Le gouvernement s’est dit "attentif" à l’avenir d’Atos qui fournit la cybersécurité de l’Armée française et les supercalculateurs de l’Otan. Trois acteurs, déjà présents dans ce secteur, s’intéressent à cette pépite: Thales, Orange et Airbus. Trois groupes dont l’Etat français est actionnaire de référence qui sera au cœur de la restructuration d’Atos.

"Il faut aller plus loin et réfléchir à réorganiser la filière autour de deux acteurs au lieu de quatre", nous confiait récemment un ancien membre du gouvernement.

Création d’un champion français

Thales est, de loin, le plus offensif pour en prendre la tête.
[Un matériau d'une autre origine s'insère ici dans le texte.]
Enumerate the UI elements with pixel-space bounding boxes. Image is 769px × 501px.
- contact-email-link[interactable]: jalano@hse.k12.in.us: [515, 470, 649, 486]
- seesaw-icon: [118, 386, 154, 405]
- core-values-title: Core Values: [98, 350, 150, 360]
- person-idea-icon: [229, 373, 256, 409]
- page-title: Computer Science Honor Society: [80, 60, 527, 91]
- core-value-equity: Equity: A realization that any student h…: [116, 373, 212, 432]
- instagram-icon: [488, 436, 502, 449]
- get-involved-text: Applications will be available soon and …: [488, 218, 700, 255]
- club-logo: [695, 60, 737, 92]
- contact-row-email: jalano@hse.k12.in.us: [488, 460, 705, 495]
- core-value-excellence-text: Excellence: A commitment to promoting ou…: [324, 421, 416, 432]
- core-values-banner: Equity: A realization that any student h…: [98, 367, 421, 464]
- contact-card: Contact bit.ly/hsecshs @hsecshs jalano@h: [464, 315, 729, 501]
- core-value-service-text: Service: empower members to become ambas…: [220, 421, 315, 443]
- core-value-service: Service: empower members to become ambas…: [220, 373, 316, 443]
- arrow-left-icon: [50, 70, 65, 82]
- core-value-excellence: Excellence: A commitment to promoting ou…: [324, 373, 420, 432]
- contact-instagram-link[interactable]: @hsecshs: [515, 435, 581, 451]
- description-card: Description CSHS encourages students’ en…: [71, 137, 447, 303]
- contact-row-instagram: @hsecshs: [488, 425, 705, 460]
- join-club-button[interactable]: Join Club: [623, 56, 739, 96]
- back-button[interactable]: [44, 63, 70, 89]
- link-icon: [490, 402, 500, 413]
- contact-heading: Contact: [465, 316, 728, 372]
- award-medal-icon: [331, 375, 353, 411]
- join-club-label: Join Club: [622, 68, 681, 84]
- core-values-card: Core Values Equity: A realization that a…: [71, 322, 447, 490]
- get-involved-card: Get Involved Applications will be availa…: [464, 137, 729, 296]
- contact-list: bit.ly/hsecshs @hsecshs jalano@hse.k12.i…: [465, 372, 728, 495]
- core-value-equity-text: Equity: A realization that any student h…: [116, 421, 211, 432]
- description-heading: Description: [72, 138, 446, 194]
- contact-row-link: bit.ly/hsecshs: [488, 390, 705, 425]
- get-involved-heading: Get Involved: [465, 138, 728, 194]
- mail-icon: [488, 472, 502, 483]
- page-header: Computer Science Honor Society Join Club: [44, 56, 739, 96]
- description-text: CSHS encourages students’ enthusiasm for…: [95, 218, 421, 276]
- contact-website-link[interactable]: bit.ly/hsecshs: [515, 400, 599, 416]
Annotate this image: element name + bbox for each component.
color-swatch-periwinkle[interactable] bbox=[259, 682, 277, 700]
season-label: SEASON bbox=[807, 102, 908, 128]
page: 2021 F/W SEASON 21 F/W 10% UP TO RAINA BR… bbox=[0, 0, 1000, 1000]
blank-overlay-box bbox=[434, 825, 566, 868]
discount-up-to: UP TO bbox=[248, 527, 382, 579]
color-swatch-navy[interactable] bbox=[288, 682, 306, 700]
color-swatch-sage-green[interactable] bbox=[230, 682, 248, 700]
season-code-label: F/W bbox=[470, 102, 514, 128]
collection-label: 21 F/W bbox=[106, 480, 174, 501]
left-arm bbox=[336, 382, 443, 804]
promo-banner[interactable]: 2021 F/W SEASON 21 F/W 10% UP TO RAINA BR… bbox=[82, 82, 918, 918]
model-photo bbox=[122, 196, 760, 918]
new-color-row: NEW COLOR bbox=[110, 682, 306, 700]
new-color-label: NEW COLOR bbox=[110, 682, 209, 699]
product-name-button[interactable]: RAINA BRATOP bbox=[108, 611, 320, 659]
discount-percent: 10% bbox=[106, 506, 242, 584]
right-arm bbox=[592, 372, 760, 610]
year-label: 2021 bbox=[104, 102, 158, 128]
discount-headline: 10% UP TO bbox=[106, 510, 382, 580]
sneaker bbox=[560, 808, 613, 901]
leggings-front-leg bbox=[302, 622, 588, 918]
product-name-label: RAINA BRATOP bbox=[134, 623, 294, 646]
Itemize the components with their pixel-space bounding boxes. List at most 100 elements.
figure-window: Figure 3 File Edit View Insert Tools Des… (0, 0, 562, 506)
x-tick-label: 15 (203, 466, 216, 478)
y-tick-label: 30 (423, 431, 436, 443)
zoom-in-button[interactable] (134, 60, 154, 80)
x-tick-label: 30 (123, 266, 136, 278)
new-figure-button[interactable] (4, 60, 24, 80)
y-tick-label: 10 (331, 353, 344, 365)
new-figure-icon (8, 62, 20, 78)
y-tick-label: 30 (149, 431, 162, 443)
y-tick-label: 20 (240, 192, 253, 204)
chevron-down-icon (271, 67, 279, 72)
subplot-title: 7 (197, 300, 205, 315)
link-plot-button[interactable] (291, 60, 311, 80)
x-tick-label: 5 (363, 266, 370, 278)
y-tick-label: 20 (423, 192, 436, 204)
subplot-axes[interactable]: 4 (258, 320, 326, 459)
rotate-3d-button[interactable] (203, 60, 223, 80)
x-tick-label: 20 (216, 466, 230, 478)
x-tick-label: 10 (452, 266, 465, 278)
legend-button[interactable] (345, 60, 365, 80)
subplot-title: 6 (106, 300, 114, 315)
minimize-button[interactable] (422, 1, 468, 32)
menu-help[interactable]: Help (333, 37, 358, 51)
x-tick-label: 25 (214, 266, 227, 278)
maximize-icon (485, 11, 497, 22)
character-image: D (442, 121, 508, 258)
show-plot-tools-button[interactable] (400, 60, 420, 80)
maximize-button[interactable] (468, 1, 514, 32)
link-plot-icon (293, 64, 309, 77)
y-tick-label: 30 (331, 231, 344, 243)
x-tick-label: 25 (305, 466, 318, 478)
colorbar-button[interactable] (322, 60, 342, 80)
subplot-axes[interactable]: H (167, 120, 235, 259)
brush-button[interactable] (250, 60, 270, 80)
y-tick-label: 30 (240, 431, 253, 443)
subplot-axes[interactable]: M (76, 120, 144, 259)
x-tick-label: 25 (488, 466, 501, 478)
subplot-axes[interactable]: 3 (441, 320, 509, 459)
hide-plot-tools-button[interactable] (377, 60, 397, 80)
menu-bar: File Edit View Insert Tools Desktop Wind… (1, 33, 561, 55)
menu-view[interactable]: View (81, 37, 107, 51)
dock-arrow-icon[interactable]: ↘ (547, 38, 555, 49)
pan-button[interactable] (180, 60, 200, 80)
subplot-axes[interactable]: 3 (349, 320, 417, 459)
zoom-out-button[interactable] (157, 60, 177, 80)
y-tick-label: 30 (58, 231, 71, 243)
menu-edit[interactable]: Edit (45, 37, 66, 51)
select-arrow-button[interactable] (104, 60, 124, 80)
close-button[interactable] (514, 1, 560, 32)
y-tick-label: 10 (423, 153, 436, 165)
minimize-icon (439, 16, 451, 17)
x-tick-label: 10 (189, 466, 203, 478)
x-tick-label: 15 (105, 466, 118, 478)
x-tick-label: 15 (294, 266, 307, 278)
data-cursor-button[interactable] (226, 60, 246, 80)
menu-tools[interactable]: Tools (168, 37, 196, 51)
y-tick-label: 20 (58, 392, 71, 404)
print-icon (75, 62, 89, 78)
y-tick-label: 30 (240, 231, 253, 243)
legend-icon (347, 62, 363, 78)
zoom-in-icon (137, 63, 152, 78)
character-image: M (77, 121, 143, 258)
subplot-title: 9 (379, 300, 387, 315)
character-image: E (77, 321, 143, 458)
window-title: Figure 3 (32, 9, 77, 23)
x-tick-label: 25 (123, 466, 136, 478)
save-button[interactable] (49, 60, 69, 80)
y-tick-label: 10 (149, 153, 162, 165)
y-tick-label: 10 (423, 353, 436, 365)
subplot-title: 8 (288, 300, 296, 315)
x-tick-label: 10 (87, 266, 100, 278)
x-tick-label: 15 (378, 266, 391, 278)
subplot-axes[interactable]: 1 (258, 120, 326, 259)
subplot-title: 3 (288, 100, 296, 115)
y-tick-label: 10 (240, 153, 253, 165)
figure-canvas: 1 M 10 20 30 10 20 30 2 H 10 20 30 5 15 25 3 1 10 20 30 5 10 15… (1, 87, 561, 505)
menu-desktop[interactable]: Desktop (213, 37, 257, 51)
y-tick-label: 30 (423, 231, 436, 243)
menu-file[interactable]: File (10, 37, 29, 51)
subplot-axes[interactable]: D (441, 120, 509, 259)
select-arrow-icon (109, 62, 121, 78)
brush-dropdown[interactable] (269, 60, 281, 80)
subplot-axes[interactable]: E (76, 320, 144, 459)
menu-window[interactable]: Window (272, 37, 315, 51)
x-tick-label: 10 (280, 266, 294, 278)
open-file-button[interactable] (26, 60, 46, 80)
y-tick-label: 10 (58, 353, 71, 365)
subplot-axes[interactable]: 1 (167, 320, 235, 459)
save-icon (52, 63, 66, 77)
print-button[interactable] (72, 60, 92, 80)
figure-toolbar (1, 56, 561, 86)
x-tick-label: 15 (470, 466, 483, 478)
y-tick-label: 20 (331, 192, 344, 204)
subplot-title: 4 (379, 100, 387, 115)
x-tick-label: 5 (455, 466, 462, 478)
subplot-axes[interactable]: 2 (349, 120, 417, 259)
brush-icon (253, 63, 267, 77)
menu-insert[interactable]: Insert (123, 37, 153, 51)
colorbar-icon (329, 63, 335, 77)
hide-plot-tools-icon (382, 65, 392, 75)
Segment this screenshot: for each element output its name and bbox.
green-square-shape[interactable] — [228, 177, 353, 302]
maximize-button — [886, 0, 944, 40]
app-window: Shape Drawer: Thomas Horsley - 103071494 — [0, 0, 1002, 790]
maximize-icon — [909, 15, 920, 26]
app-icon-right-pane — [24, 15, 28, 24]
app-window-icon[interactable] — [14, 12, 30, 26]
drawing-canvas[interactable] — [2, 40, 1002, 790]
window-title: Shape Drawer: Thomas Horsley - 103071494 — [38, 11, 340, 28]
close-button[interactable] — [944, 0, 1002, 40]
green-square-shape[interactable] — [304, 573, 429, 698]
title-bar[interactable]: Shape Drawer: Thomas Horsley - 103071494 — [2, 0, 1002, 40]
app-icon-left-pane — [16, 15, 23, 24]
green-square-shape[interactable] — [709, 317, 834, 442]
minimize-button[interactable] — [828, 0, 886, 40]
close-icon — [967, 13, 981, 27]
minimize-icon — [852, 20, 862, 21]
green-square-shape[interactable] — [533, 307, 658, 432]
Il lorgne depuis un an cette pépite d’Atos dans la cybersécurité. [Le récit des coulisses sera à lire vendredi sur notre site]. En février, il s’est associé au fonds américain Bain, propriétaire du Français Inetum, pour envisager un rachat d’Atos. Refus immédiat de l’entreprise et l’Etat a calmé le jeu. "Le gouvernement ne veut pas de mouvement agressif, explique un bon connaisseur du dossier. Même s’il verrait d’un bon œil un acquéreur qui opère dans le secteur de la défense et proche de l’Etat".

Et Thales a les faveurs des pouvoirs publics. Le groupe se positionne au carrefour des ministères concernés par l’avenir d’Atos. Celui de l’Economie détient 26% de son capital et celui des Armées est son client pour sa cybersécurité, les logiciels de combat et son partenaire au sein de Naval Group pour les sous-marins. Grâce aussi à son actionnaire Dassault Aviation (25%), son PDG Patrice Caine a toutes ses entrées au "Pentagone français".

C’est d’ailleurs la direction générale de l’Armement (DGA) qui a "tiré la sonnette d’alarme il y a trois mois", explique une source proche du groupe, quand elle a observé les tensions entre le directeur général d’Atos, Rodolphe Belmer, et le président, Bertrand Meunier. Elle s’inquiète de l’avenir de cette activité de cybersécurité et "milite toujours pour la création de champion français qui lui soit proche" explique un bon connaisseur de la "DGA".

Bercy aux premières loges

Thales profite aussi du plein soutien de Bercy, son premier actionnaire. "Patrice Caine n’aurait jamais mené une offensive dans des domaines aussi sensibles sans l’aval de ses grands actionnaires" explique un de ses proches. "Un patron qui a l’Etat comme actionnaire de référence ne se lance pas sans son feu vert" confirme un dirigeant d’une entreprise dont Bercy est aussi au capital. Un haut dirigeant de Thales va même plus loin: "le directeur du Trésor siège au comité stratégique et valide, de fait, tout mouvement stratégique". De son côté, Emmanuel Moulin "dément jouer tout rôle actif dans ce dossier". Sa voix pèse d’autant plus qu’il reste très proche de Bruno Le Maire dont il a été le puissant directeur de cabinet pendant trois ans.

Pourtant, ces derniers mois, des interlocuteurs du ministère de l’Economie ont aussi distillé des messages plus ouverts à des dirigeants d’Atos. "Ils ne s’opposeront pas à des investisseurs étrangers tant que les intérêts dans la cybersécurité seront préservés" précise un proche du groupe. Un discours de façade pour ne pas être taxé de protectionnisme. Même si dans la réalité, plusieurs fonds d’investissement ont renoncé à entrer au capital d’Atos depuis un an, craignant de se heurter à l’Etat français.

La voie semble d’autant plus dégagée pour Thales qui est beaucoup plus déterminé que ses rivaux. Airbus manque de motivation. "Nous souhaitons nous développer dans la cybersécurité par partenariat mais pas par acquisition majeure, explique un dirigeant du groupe aéronautique. C’est trop loin de notre métier d’avionneur". Même son de cloche chez Orange. "Le groupe vient de changer ses deux dirigeants et n’a pas les moyens de bouger aujourd’hui", explique un dirigeant de l’opérateur télécom qui assure toutefois regarder le dossier. Dommage pour Atos qui aurait préféré une alliance avec Orange pour contrer les vélléités de Thales.